Oltre ai pastifici industriali, a guadagnarci dal complesso quadro sul grano sono gli speculatori. "I primi 10 hedge fund (fondi speculativi, ndr) del mondo hanno realizzato profitti per quasi 2 miliardi di dollari dal commercio di grano e semi di soia nel periodo precedente e successivo all'invasione dell'Ucraina", ha riassunto il media Lighthouse Report a proposito un'inchiesta giornalistica condotta in collaborazione con Unearthed, la costola investigativa di Greenpeace. Per realizzare questi profitti eccezionali, i fondi hanno sfruttato tecniche di "trend following". In sostanza, vengono utilizzati algoritmi per individuare prezzi in aumento o in calo, che determinano l'acquisto o la vendita automatica di derivati ​​finanziari in risposta a questi trend. I profitti pari ad 1,9 miliardi di dollari, secondo gli autori dell'inchiesta, risultano significativamente superiori rispetto allo stesso periodo dei cinque anni antecedenti.

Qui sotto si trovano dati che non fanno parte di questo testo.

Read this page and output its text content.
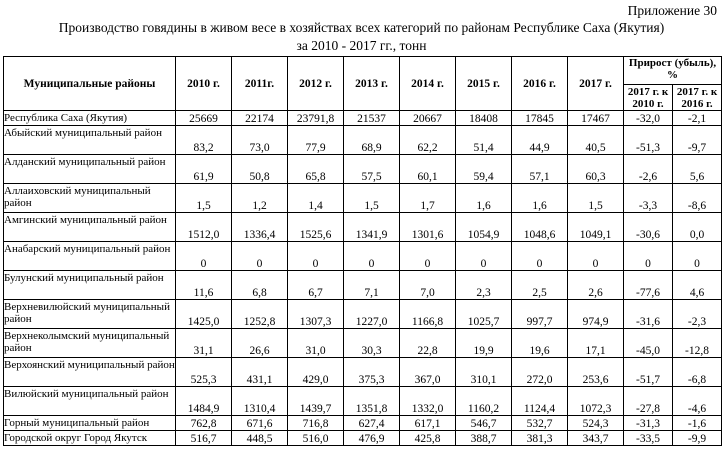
Приложение 30
Производство говядины в живом весе в хозяйствах всех категорий по районам Республике Саха (Якутия)
за 2010 - 2017 гг., тонн
Муниципальные районы	2010 г.	2011г.	2012 г.	2013 г.	2014 г.	2015 г.	2016 г.	2017 г.	Прирост (убыль), %	
									2017 г. к 2010 г.	2017 г. к 2016 г.
Республика Саха (Якутия)	25669	22174	23791,8	21537	20667	18408	17845	17467	-32,0	-2,1
Абыйский муниципальный район	83,2	73,0	77,9	68,9	62,2	51,4	44,9	40,5	-51,3	-9,7
Алданский муниципальный район	61,9	50,8	65,8	57,5	60,1	59,4	57,1	60,3	-2,6	5,6
Аллаиховский муниципальный район	1,5	1,2	1,4	1,5	1,7	1,6	1,6	1,5	-3,3	-8,6
Амгинский муниципальный район	1512,0	1336,4	1525,6	1341,9	1301,6	1054,9	1048,6	1049,1	-30,6	0,0
Анабарский муниципальный район	0	0	0	0	0	0	0	0	0	0
Булунский муниципальный район	11,6	6,8	6,7	7,1	7,0	2,3	2,5	2,6	-77,6	4,6
Верхневилюйский муниципальный район	1425,0	1252,8	1307,3	1227,0	1166,8	1025,7	997,7	974,9	-31,6	-2,3
Верхнеколымский муниципальный район	31,1	26,6	31,0	30,3	22,8	19,9	19,6	17,1	-45,0	-12,8
Верхоянский муниципальный район	525,3	431,1	429,0	375,3	367,0	310,1	272,0	253,6	-51,7	-6,8
Вилюйский муниципальный район	1484,9	1310,4	1439,7	1351,8	1332,0	1160,2	1124,4	1072,3	-27,8	-4,6
Горный муниципальный район	762,8	671,6	716,8	627,4	617,1	546,7	532,7	524,3	-31,3	-1,6
Городской округ Город Якутск	516,7	448,5	516,0	476,9	425,8	388,7	381,3	343,7	-33,5	-9,9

Questa la lista dei primi 10 fondi speculativi: Managed Futures Offshore, gestito da AQR Capital Management; il fondo Managed Futures, gestito da AlphaSimplex Group; Diversified, gestito da Aspect Capital; BlueTrend gestito da Systematica Investments; Tactical Trend A, gestito da Graham Capital Management; Systematic Trend, gestito da ISAM; Lynx Bermuda D, gestita da Lynx Asset Management; Man AHL Alpha, gestito da Man Investments; DTP Enhanced Risk, gestito da Transtrend BV; Winton Trend, gestito da Winton Capital.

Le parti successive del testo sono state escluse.